The firm’s 2025 Transparency Report makes the cultural side of the same point. KPMG ties quality to integrity, accountability, objectivity, independence, and ethics, and says its global SoQM is aligned with ISQM 1. The report also says integrated monitoring and remediation programs help identify deficiencies, perform root-cause analyses, and implement remedial action plans at both the engagement and system levels.
That language matters because it describes where the real work sits. The burden is not only to notice a bad file or a missed step. It is to ask why it happened, whether the same issue appears elsewhere, and whether the firm’s response should change because the cause was deeper than the symptom.
Why root cause matters more than symptoms
A quality system can fail in two very different ways. One is a local failure, where a single engagement misses a step and the correction stays contained. The other is a control failure, where the firm discovers that the response itself did not work, meaning the same weakness can keep reappearing until someone stops and traces the cause.
That distinction is central to how KPMG audit leaders, including Paul Knopp, Scott Flynn, Dave Arman, Tim Walsh, and Christian Peo, have to think about quality in practice. The challenge is not simply whether a review happened. It is whether the review produced a fix that will hold up the next time a similar issue appears.

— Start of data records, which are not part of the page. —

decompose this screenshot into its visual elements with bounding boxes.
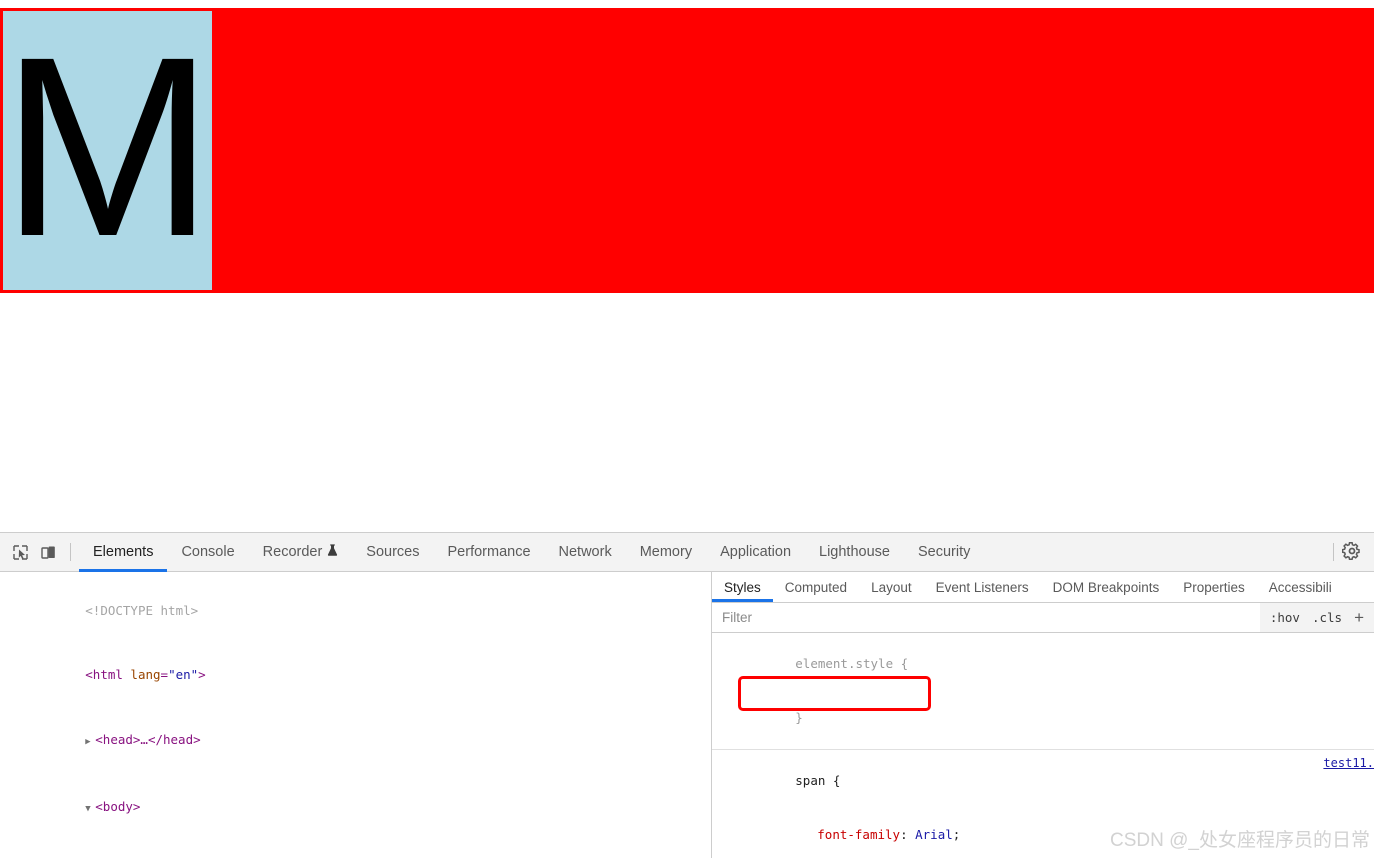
css-prop-font-family[interactable]: font-family: [817, 827, 900, 842]
tab-security-label: Security: [917, 544, 971, 560]
tab-accessibility-label: Accessibili: [1268, 579, 1332, 595]
dom-line-html[interactable]: <html lang="en">: [0, 643, 711, 708]
dom-html-attr-value: "en": [168, 667, 199, 682]
dom-html-close: >: [198, 667, 206, 682]
hov-button[interactable]: :hov: [1270, 610, 1300, 625]
tab-lighthouse[interactable]: Lighthouse: [805, 533, 904, 572]
tab-network[interactable]: Network: [545, 533, 626, 572]
tab-event-listeners-label: Event Listeners: [935, 579, 1029, 595]
devtools-tool-icons: [0, 538, 79, 566]
devtools-tabstrip: Elements Console Recorder Sources Perfor…: [0, 533, 1374, 572]
dom-head-text: <head>…</head>: [95, 731, 201, 747]
tab-styles[interactable]: Styles: [712, 572, 773, 602]
tab-performance-label: Performance: [447, 544, 531, 560]
settings-divider: [1333, 543, 1334, 561]
tab-properties[interactable]: Properties: [1171, 572, 1257, 602]
gear-icon[interactable]: [1341, 541, 1364, 563]
css-origin-link[interactable]: test11.: [1323, 754, 1374, 772]
styles-filter-row: :hov .cls +: [712, 603, 1374, 633]
dom-doctype-text: <!DOCTYPE html>: [85, 602, 199, 618]
dom-line-doctype[interactable]: <!DOCTYPE html>: [0, 578, 711, 643]
css-semi-1: ;: [952, 827, 961, 842]
css-close-element-style: }: [795, 710, 803, 725]
dom-line-p[interactable]: ▼<p>: [0, 842, 711, 858]
tab-recorder-label: Recorder: [262, 544, 323, 560]
tab-console-label: Console: [181, 544, 235, 560]
css-colon-1: :: [900, 827, 916, 842]
tab-lighthouse-label: Lighthouse: [819, 544, 890, 560]
tab-sources[interactable]: Sources: [352, 533, 433, 572]
chevron-right-icon[interactable]: ▶: [85, 732, 95, 754]
toolbar-divider: [70, 543, 71, 561]
tab-dom-breakpoints-label: DOM Breakpoints: [1052, 579, 1160, 595]
tab-memory-label: Memory: [639, 544, 693, 560]
css-rule-element-style[interactable]: element.style { }: [712, 633, 1374, 750]
browser-viewport: M: [0, 0, 1374, 532]
tab-layout[interactable]: Layout: [859, 572, 924, 602]
styles-tabstrip: Styles Computed Layout Event Listeners D…: [712, 572, 1374, 603]
css-selector-element-style: element.style {: [795, 656, 909, 671]
devtools-panel: Elements Console Recorder Sources Perfor…: [0, 532, 1374, 858]
cls-button[interactable]: .cls: [1312, 610, 1342, 625]
devtools-right-tools: [1325, 541, 1374, 563]
tab-application-label: Application: [720, 544, 792, 560]
tab-styles-label: Styles: [724, 579, 761, 595]
inspect-element-icon[interactable]: [6, 538, 34, 566]
flask-icon: [327, 544, 338, 560]
dom-html-attr: lang: [130, 667, 161, 682]
tab-computed-label: Computed: [784, 579, 848, 595]
tab-elements[interactable]: Elements: [79, 533, 168, 572]
tab-event-listeners[interactable]: Event Listeners: [924, 572, 1041, 602]
dom-html-open: <html: [85, 667, 131, 682]
chevron-down-icon[interactable]: ▼: [85, 799, 95, 821]
dom-html-eq: =: [160, 667, 169, 682]
css-declaration-font-family[interactable]: font-family: Arial;: [795, 827, 960, 842]
dom-line-head[interactable]: ▶ <head>…</head>: [0, 707, 711, 775]
devtools-body: <!DOCTYPE html> <html lang="en"> ▶ <head>…: [0, 572, 1374, 858]
css-selector-span: span {: [795, 773, 841, 788]
styles-filter-buttons: :hov .cls +: [1259, 603, 1374, 632]
tab-network-label: Network: [558, 544, 612, 560]
dom-body-text: <body>: [95, 799, 141, 814]
devtools-tab-list: Elements Console Recorder Sources Perfor…: [79, 533, 984, 572]
styles-pane: Styles Computed Layout Event Listeners D…: [712, 572, 1374, 858]
css-value-font-family[interactable]: Arial: [915, 827, 953, 842]
tab-layout-label: Layout: [871, 579, 912, 595]
tab-security[interactable]: Security: [904, 533, 984, 572]
span-element-box: M: [3, 11, 212, 290]
new-style-rule-button[interactable]: +: [1354, 609, 1364, 626]
tab-memory[interactable]: Memory: [626, 533, 706, 572]
styles-filter-input[interactable]: [712, 603, 1260, 632]
screen-root: M Elements Console Recorder Sources Perf…: [0, 0, 1374, 858]
tab-recorder[interactable]: Recorder: [249, 533, 353, 572]
tab-dom-breakpoints[interactable]: DOM Breakpoints: [1041, 572, 1172, 602]
tab-accessibility[interactable]: Accessibili: [1257, 572, 1344, 602]
tab-properties-label: Properties: [1183, 579, 1245, 595]
dom-line-body[interactable]: ▼ <body>: [0, 775, 711, 843]
device-toolbar-icon[interactable]: [34, 538, 62, 566]
tab-performance[interactable]: Performance: [434, 533, 545, 572]
tab-elements-label: Elements: [93, 544, 154, 560]
watermark-text: CSDN @_处女座程序员的日常: [1110, 830, 1370, 851]
tab-sources-label: Sources: [366, 544, 420, 560]
tab-application[interactable]: Application: [706, 533, 805, 572]
dom-tree-pane[interactable]: <!DOCTYPE html> <html lang="en"> ▶ <head>…: [0, 572, 711, 858]
span-letter: M: [3, 11, 212, 290]
tab-console[interactable]: Console: [167, 533, 248, 572]
tab-computed[interactable]: Computed: [773, 572, 859, 602]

In a busy-season environment, that can feel like friction. But it is the kind that protects the firm later, when regulators, clients, or internal leadership want evidence that the system is more than a slogan. For engagement teams, it means fewer shortcuts can survive as harmless. For reviewers, it means more time spent on documentation and challenge. For leaders, it means accepting that quality monitoring is a standing management function, not a periodic campaign.
The global pressure is not going away
KPMG’s U.K. 2024 Audit Quality Report was written in the context of the Financial Reporting Council’s 2023/24 audit-quality and supervision reporting, which shows how broadly this issue is being watched. Monitoring and remediation are not just internal governance topics. They are becoming a shared expectation across jurisdictions, with each regulator pushing firms to demonstrate that quality systems work under real-world pressure.

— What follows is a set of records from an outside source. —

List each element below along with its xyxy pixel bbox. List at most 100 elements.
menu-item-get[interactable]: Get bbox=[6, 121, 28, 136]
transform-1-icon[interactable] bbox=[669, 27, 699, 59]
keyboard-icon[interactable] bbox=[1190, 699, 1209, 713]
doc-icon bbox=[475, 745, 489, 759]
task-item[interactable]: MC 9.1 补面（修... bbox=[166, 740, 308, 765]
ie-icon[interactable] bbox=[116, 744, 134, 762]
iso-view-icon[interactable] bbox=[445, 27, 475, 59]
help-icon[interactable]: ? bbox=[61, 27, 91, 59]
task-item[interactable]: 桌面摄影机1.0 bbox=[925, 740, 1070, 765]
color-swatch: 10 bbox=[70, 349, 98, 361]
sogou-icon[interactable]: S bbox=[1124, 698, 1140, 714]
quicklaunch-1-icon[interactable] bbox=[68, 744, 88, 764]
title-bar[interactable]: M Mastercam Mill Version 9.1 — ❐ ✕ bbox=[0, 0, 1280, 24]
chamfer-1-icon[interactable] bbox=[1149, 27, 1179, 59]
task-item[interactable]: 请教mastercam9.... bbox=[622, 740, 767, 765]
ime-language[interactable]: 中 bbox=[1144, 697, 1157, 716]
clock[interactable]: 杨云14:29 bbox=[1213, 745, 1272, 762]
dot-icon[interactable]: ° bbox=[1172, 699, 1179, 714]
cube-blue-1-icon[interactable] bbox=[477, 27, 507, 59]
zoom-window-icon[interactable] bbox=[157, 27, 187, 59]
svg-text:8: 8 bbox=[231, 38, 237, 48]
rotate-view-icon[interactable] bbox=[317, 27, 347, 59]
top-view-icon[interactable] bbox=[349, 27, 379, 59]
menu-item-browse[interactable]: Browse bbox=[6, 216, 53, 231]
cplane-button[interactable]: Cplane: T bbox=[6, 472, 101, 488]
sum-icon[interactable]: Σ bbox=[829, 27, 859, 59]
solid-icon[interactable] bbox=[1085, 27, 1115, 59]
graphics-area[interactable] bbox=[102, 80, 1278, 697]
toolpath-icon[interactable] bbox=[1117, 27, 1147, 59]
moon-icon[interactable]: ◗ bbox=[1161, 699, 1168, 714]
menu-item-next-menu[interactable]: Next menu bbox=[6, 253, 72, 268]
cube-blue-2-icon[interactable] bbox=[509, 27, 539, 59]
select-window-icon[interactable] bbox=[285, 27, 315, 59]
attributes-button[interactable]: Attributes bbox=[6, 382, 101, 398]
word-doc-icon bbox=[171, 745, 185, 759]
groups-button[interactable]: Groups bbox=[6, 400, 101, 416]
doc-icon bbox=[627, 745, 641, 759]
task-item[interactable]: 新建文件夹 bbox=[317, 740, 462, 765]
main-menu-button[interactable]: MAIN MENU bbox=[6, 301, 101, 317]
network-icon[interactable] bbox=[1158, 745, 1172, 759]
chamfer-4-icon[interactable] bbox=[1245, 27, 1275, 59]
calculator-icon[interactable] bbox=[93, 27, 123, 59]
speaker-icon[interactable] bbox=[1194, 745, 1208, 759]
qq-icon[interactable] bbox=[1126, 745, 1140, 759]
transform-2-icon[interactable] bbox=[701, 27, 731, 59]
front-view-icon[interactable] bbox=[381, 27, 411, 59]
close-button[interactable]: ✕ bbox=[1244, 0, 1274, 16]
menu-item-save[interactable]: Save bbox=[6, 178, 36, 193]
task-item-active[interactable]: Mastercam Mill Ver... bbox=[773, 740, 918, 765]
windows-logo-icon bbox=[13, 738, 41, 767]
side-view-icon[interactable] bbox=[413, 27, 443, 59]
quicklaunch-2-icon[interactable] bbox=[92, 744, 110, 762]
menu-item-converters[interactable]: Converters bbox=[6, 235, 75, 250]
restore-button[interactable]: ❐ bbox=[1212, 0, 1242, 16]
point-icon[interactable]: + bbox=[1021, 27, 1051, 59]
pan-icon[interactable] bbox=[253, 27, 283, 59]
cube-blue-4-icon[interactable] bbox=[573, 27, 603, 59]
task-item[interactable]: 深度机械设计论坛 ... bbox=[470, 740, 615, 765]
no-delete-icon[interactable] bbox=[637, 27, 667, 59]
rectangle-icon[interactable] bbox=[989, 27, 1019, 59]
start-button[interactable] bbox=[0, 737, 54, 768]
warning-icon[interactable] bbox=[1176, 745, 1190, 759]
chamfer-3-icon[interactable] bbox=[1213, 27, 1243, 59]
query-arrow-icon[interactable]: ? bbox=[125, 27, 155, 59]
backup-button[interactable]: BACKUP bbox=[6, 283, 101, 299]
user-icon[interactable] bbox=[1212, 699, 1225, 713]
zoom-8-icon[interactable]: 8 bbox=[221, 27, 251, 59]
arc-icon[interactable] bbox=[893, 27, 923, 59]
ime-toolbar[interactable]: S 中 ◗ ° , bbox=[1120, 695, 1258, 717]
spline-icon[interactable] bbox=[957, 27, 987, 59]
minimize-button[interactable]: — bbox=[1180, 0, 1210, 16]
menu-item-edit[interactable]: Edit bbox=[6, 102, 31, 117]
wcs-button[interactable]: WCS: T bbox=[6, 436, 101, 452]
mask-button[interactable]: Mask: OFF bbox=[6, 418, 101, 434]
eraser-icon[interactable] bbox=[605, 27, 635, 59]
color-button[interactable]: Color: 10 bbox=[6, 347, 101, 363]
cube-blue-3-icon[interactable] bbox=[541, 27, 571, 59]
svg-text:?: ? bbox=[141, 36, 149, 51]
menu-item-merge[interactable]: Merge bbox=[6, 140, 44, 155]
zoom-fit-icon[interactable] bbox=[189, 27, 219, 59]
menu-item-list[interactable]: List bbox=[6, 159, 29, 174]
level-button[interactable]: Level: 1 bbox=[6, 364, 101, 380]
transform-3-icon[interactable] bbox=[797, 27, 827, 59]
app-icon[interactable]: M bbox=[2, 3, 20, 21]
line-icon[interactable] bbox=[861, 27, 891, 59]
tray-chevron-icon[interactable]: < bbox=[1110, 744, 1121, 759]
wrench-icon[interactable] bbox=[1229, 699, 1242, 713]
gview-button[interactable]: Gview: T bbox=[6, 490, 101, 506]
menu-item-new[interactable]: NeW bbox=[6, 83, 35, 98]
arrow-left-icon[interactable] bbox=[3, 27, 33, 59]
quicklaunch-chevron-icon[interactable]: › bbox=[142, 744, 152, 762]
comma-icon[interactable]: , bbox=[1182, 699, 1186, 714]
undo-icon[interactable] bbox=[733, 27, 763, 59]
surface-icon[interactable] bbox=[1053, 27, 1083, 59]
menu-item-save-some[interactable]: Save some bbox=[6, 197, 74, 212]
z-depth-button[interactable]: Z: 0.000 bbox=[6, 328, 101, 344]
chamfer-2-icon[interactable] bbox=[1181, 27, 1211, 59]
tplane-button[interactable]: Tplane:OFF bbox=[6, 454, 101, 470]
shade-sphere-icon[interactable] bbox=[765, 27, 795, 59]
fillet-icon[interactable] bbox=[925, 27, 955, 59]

That external scrutiny is one reason KPMG’s own audit-quality reporting emphasizes inspections as a source of insight into root-cause challenges within the firm’s system of quality control. Inspections are not just pass-fail events. They are part of the feedback loop that tells a firm whether its responses are resilient or merely documented.
The practical takeaway for KPMG teams is blunt: quality management now lives or dies on monitoring discipline. If the firm can see problems early, trace them to their cause, and fix the response rather than the symptom, the system gets stronger. If it cannot, the burden falls hardest on the people closest to the work, and the consequences arrive late, when they are much harder to absorb.